Apple's suit against HTC for patent violation didn't appear out of the blue, according to an analyst report Tuesday.
In January, Apple began approaching the executives of competing handset makers and warning them it planned to take legal action against those that infringed on technology related to the iPhone, Oppenheimer analyst Yair Reiner wrote in a research note, first reported by Fortune. Reiner says he learned this by doing "checks" with his industry sources, and found out that Apple's warnings actually appear to have derailed the development plans of future iPhone competitors, though he doesn't specifically name which ones.
But it clearly didn't include HTC, the Taiwanese handset maker that Apple sued last week over 20 iPhone-related patents.
At the time Apple CEO Steve Jobs said in a statement, "We can sit by and watch competitors steal our patented inventions, or we can do something about it. We've decided to do something about it." But Apple had actually put its competitors on notice over a year earlier. That was when COO Tim Cook, filling in for Jobs on medical leave, bluntly said on an earnings call, "We will not stand for having our IP ripped off," and declared the company would use "every weapon at out disposal" to prevent it. At the time he declined to name a specific company, though it was widely interpreted to be directed at Palm's new Pre, which was designed by former Apple engineers hired by Palm.
Turns out, it was intended more broadly, according to Reiner's industry sources. Apple's warning reverberated through the executive suites at many competing smartphone manufacturers. "Rival
software and hardware teams are going back to the drawing board to look
for work-arounds. Lawyers are redoubling efforts to gauge potential
defensive and offensive responses. And strategy teams are working to
chart OS strategies that are better hedged," according to the analyst.

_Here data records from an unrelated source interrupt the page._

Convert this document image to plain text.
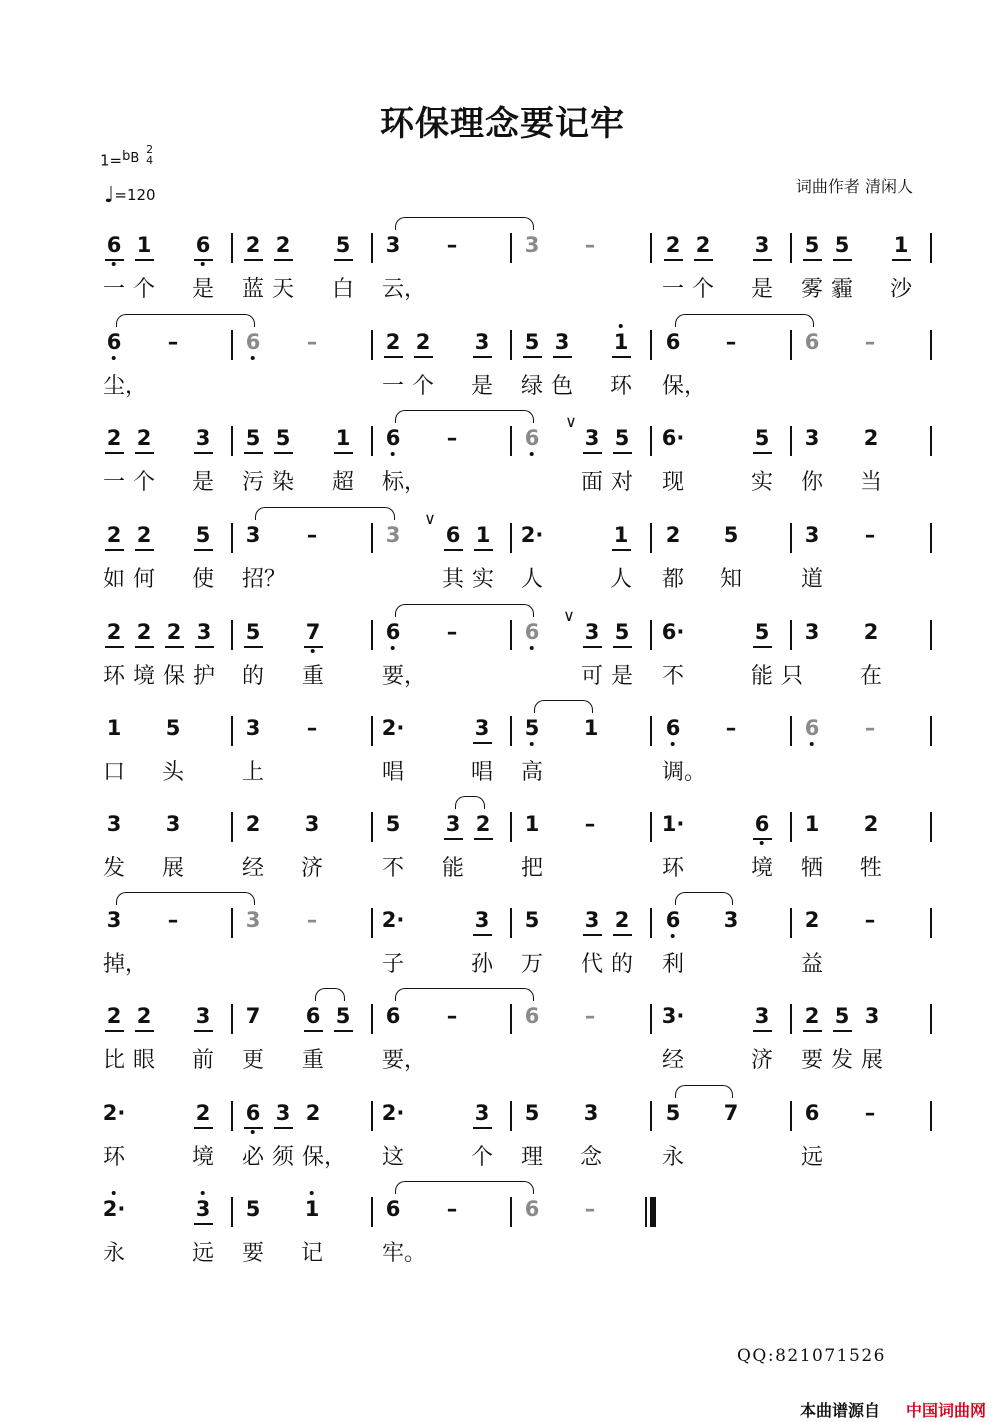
环保理念要记牢
1=bB 2
4
♩=120	词曲作者 清闲人
6 1 6 2 2 5 3 –	3 –	2 2 3 5 5 1
一 个 是 蓝 天 白 云，	一 个 是 雾 霾 沙
6 –	6 –	2 2 3 5 3 1 6 –	6 –
尘，	一 个 是 绿 色 环 保，
2 2 3 5 5 1 6 –	6 3 5 6·	5 3 2
∨
一 个 是 污 染 超 标，	面 对 现	实 你 当
2 2 5 3 –	3 6 1 2·	1 2 5	3 –
∨
如 何 使 招？	其 实 人	人 都 知	道
2 2 2 3 5 7	6 –	6 3 5 6·	5 3 2
∨
环 境 保 护 的 重	要，	可 是 不	能 只	在
1 5	3 –	2·	3 5 1	6 –	6 –
口 头	上	唱	唱 高	调。
3 3	2 3	5 3 2 1 –	1·	6 1 2
发 展	经 济	不 能	把	环	境 牺 牲
3 –	3 –	2·	3 5 3 2 6 3	2 –
掉，	子	孙 万 代 的 利	益
2 2 3 7 6 5 6 –	6 –	3·	3 2 5 3
比 眼 前 更 重	要，	经	济 要 发 展
2·	2 6 3 2	2·	3 5 3	5 7	6 –
环	境 必 须 保， 这	个 理 念	永	远
2·	3 5 1	6 –	6 –
永	远 要 记	牢。
QQ:821071526
本曲谱源自 中国词曲网
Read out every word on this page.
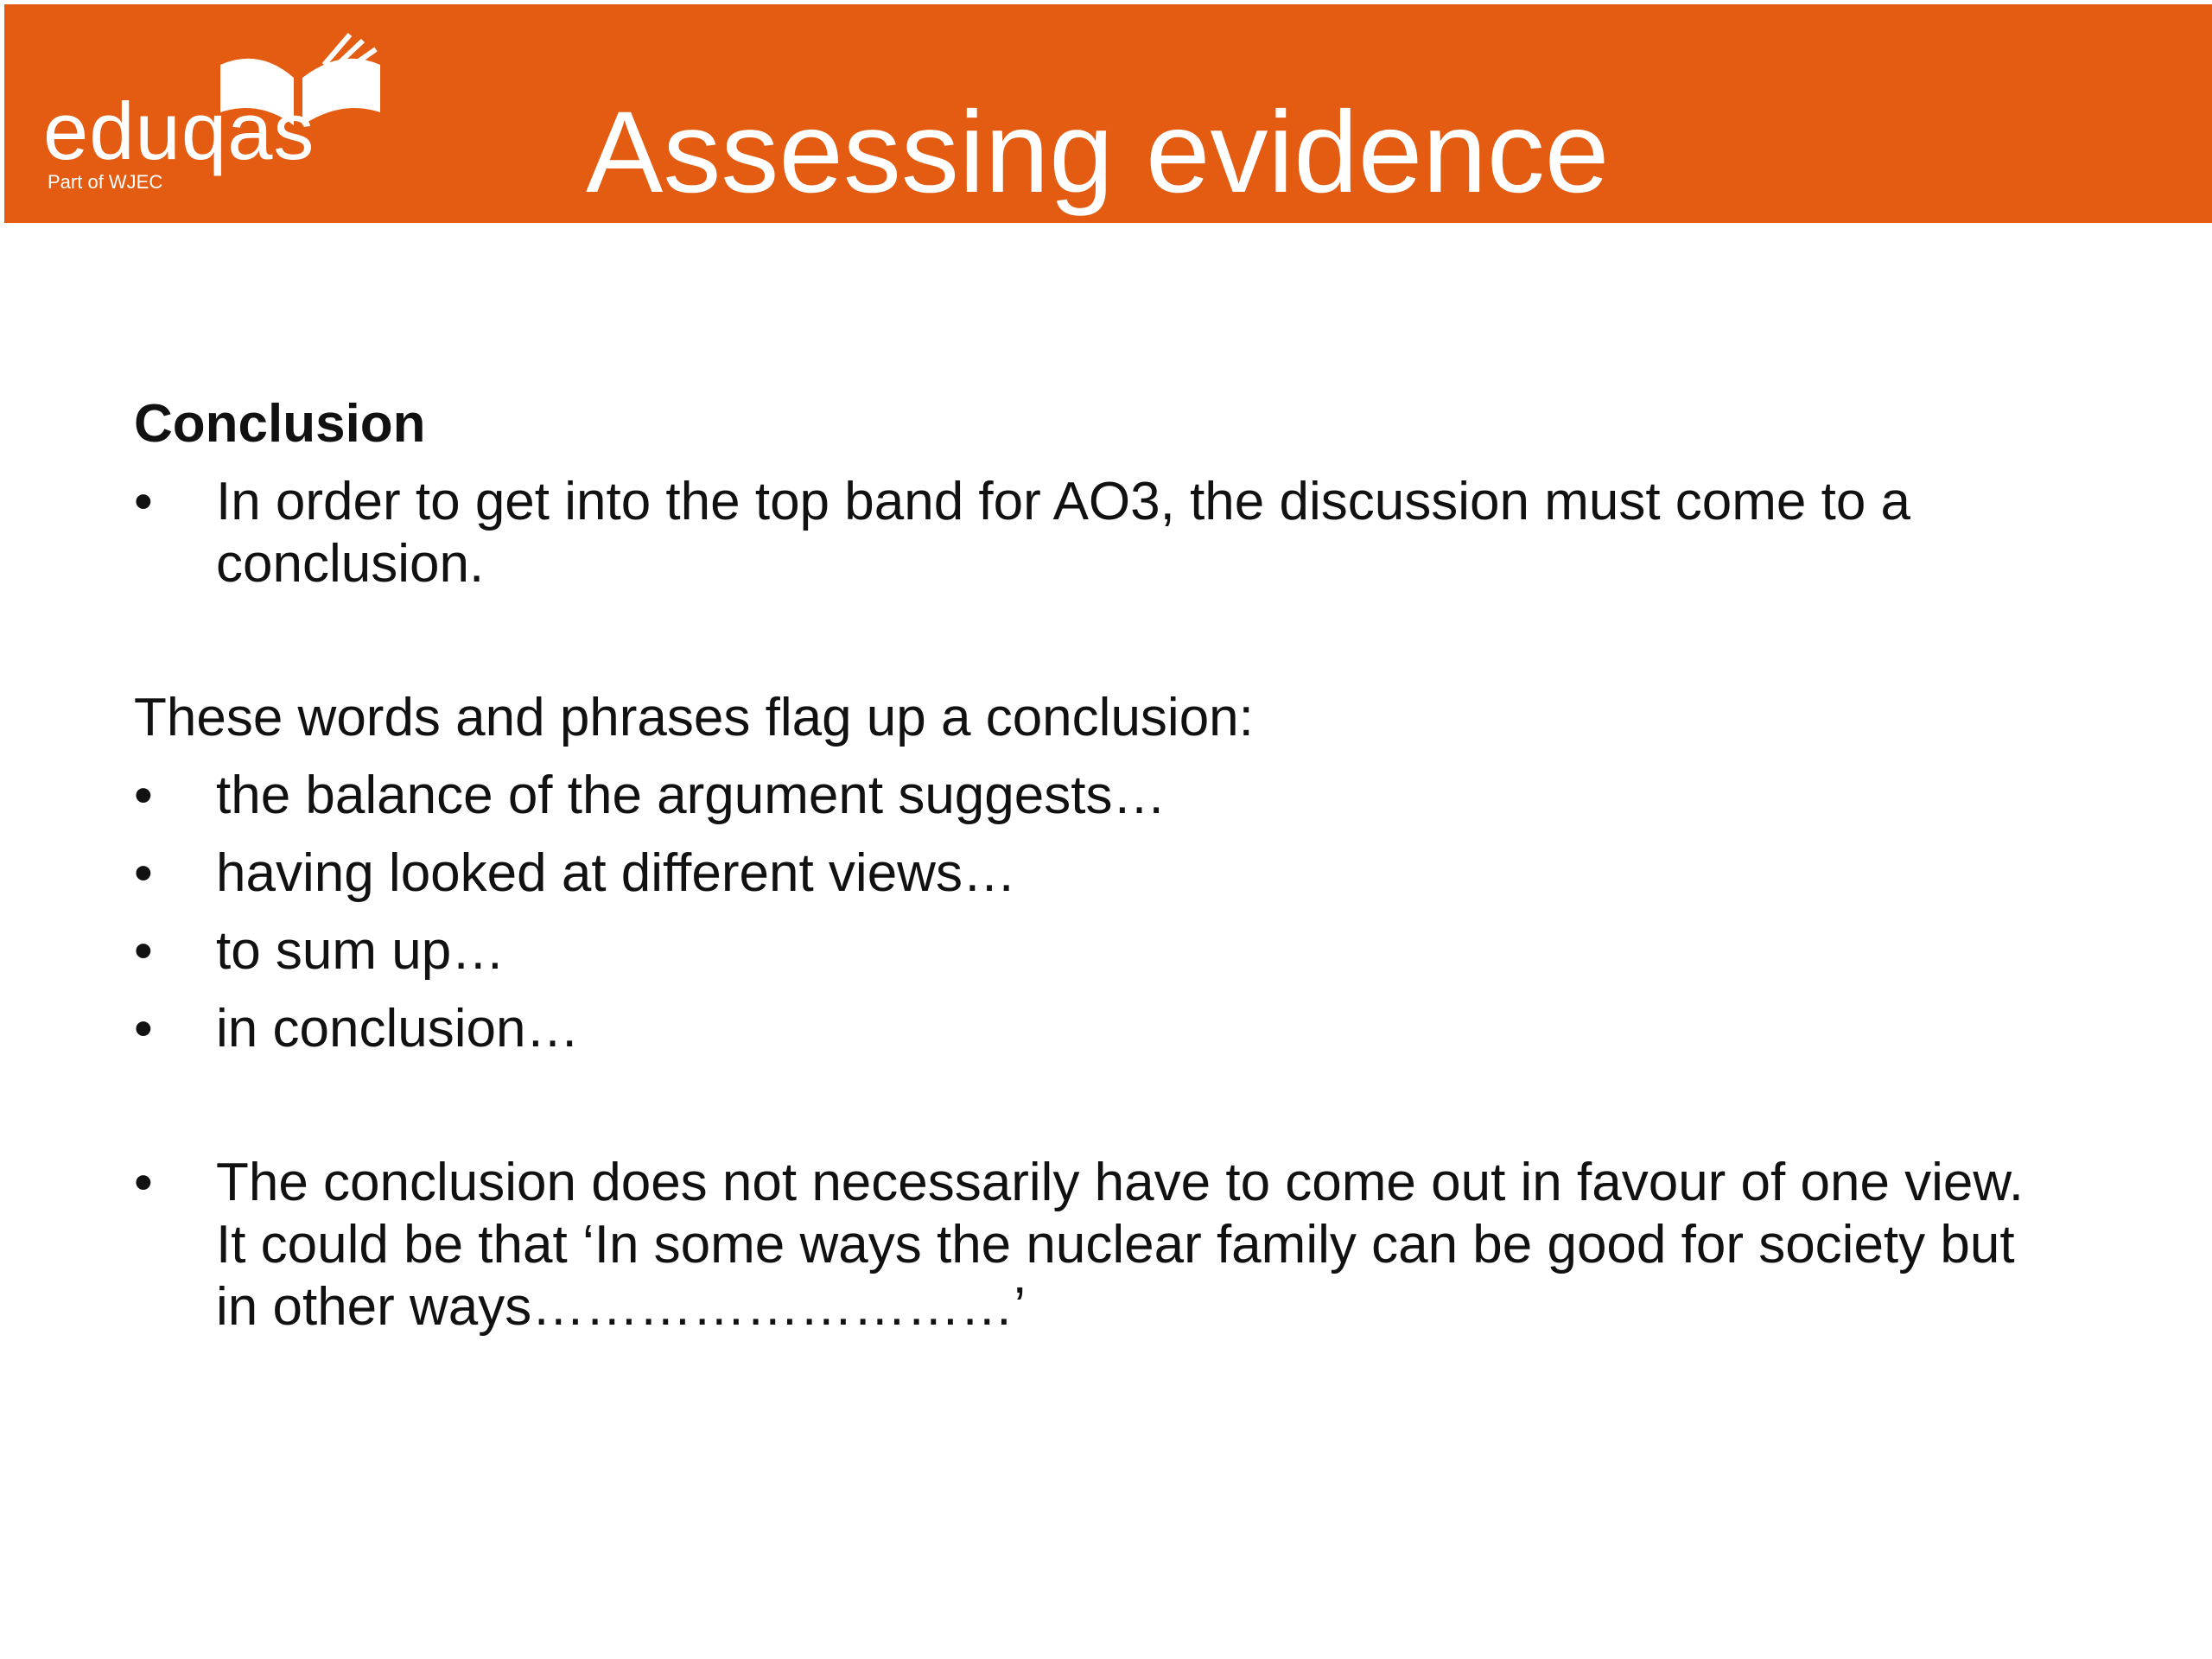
eduqas
Part of WJEC	Assessing evidence
Conclusion
• In order to get into the top band for AO3, the discussion must come to a conclusion.
These words and phrases flag up a conclusion:
• the balance of the argument suggests…
• having looked at different views…
• to sum up…
• in conclusion…
• The conclusion does not necessarily have to come out in favour of one view. It could be that ‘In some ways the nuclear family can be good for society but in other ways………………………’
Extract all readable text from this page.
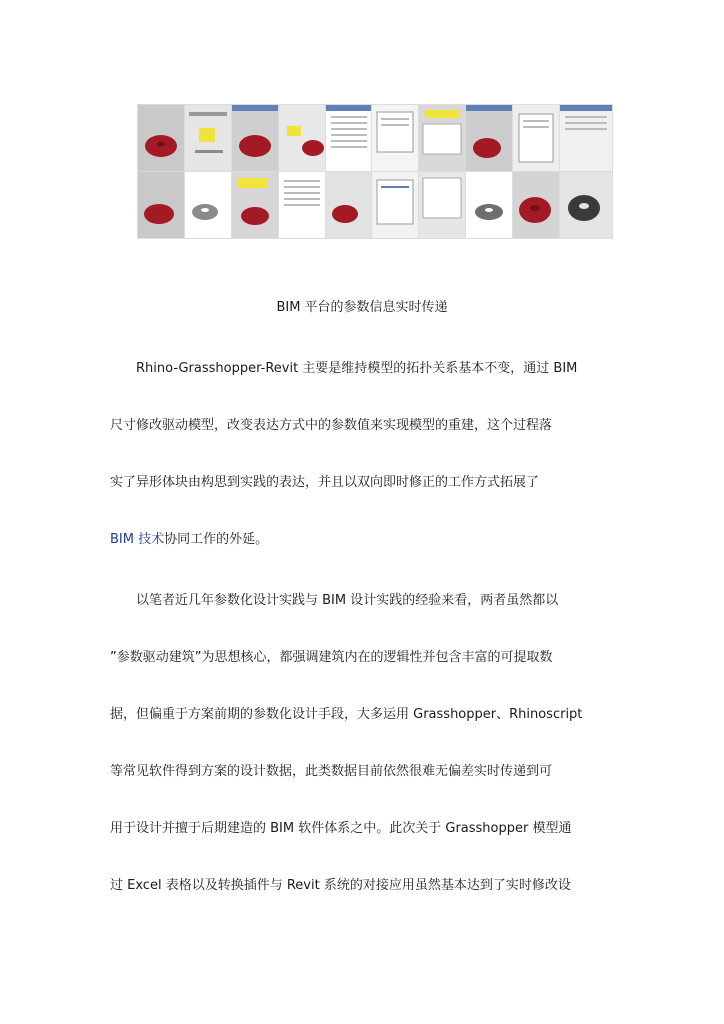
BIM 平台的参数信息实时传递

Rhino-Grasshopper-Revit 主要是维持模型的拓扑关系基本不变，通过 BIM
尺寸修改驱动模型，改变表达方式中的参数值来实现模型的重建，这个过程落
实了异形体块由构思到实践的表达，并且以双向即时修正的工作方式拓展了
BIM 技术协同工作的外延。

以笔者近几年参数化设计实践与 BIM 设计实践的经验来看，两者虽然都以
”参数驱动建筑”为思想核心，都强调建筑内在的逻辑性并包含丰富的可提取数
据，但偏重于方案前期的参数化设计手段，大多运用 Grasshopper、Rhinoscript
等常见软件得到方案的设计数据，此类数据目前依然很难无偏差实时传递到可
用于设计并擅于后期建造的 BIM 软件体系之中。此次关于 Grasshopper 模型通
过 Excel 表格以及转换插件与 Revit 系统的对接应用虽然基本达到了实时修改设
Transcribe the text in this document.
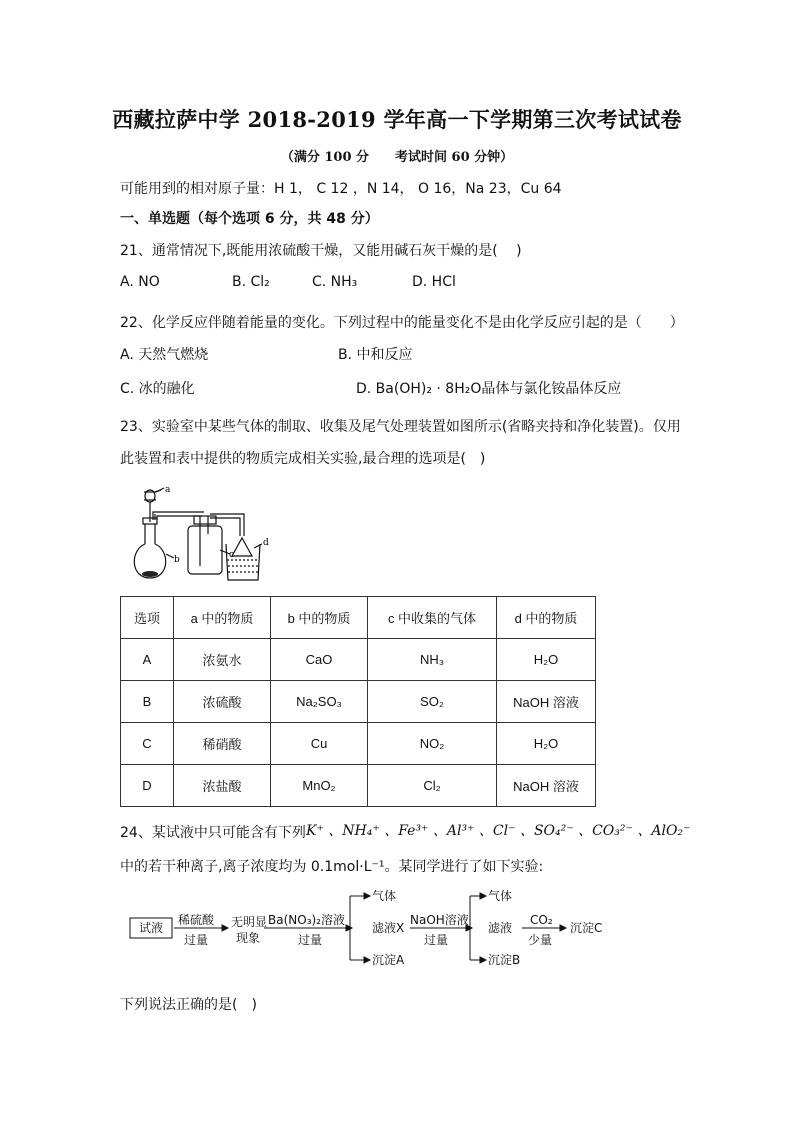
西藏拉萨中学 2018-2019 学年高一下学期第三次考试试卷
（满分 100 分　　考试时间 60 分钟）
可能用到的相对原子量：H 1， C 12 ，N 14， O 16，Na 23，Cu 64
一、单选题（每个选项 6 分，共 48 分）
21、通常情况下,既能用浓硫酸干燥，又能用碱石灰干燥的是(　 )
A. NO	B. Cl₂	C. NH₃	D. HCl
22、化学反应伴随着能量的变化。下列过程中的能量变化不是由化学反应引起的是（　　）
A. 天然气燃烧	B. 中和反应
C. 冰的融化	D. Ba(OH)₂ · 8H₂O晶体与氯化铵晶体反应
23、实验室中某些气体的制取、收集及尾气处理装置如图所示(省略夹持和净化装置)。仅用
此装置和表中提供的物质完成相关实验,最合理的选项是(　)
a
b	c
d
选项	a 中的物质	b 中的物质	c 中收集的气体	d 中的物质
A	浓氨水	CaO	NH₃	H₂O
B	浓硫酸	Na₂SO₃	SO₂	NaOH 溶液
C	稀硝酸	Cu	NO₂	H₂O
D	浓盐酸	MnO₂	Cl₂	NaOH 溶液
24、某试液中只可能含有下列 K⁺ 、NH₄⁺ 、Fe³⁺ 、Al³⁺ 、Cl⁻ 、SO₄²⁻ 、CO₃²⁻ 、AlO₂⁻
中的若干种离子,离子浓度均为 0.1mol·L⁻¹。某同学进行了如下实验:
试液
稀硫酸
过量
无明显
现象
Ba(NO₃)₂溶液
过量
气体
滤液X
沉淀A
NaOH溶液
过量
气体
滤液
沉淀B
CO₂
少量
沉淀C
下列说法正确的是(　)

Apple has not yet responded to a request for comment on the report.
The result was that some of the iPhone's closest competitors stayed away from features like multitouch for most of the year, that is until the Motorola Droid and HTC Eris arrived. Both phones featured multitouch software, and Google's Android OS. The Nexus One, also from HTC, and featuring multitouch, then arrived in January, which was apparently when Apple began approaching other companies about patent infringement.
HTC wasn't the only one that was privately feeling Apple's legal wrath, but so far it's the only one to have been served with legal papers. Oppenheimer echoes the opinion of many in the industry that HTC has been targeted because of its close relationship with Google, Apple's former buddy and current frenemy.
So is getting too close to Google dangerous for phone manufacturers if they want to avoid any legal threats from Apple? Reiner says many will interpret it that way and turn to Microsoft's forthcoming Windows 7 Mobile platform. He doesn't offer any specifics other than to say Microsoft has started "aggressively promoting" its own patent portfolio and ability to defend its customers.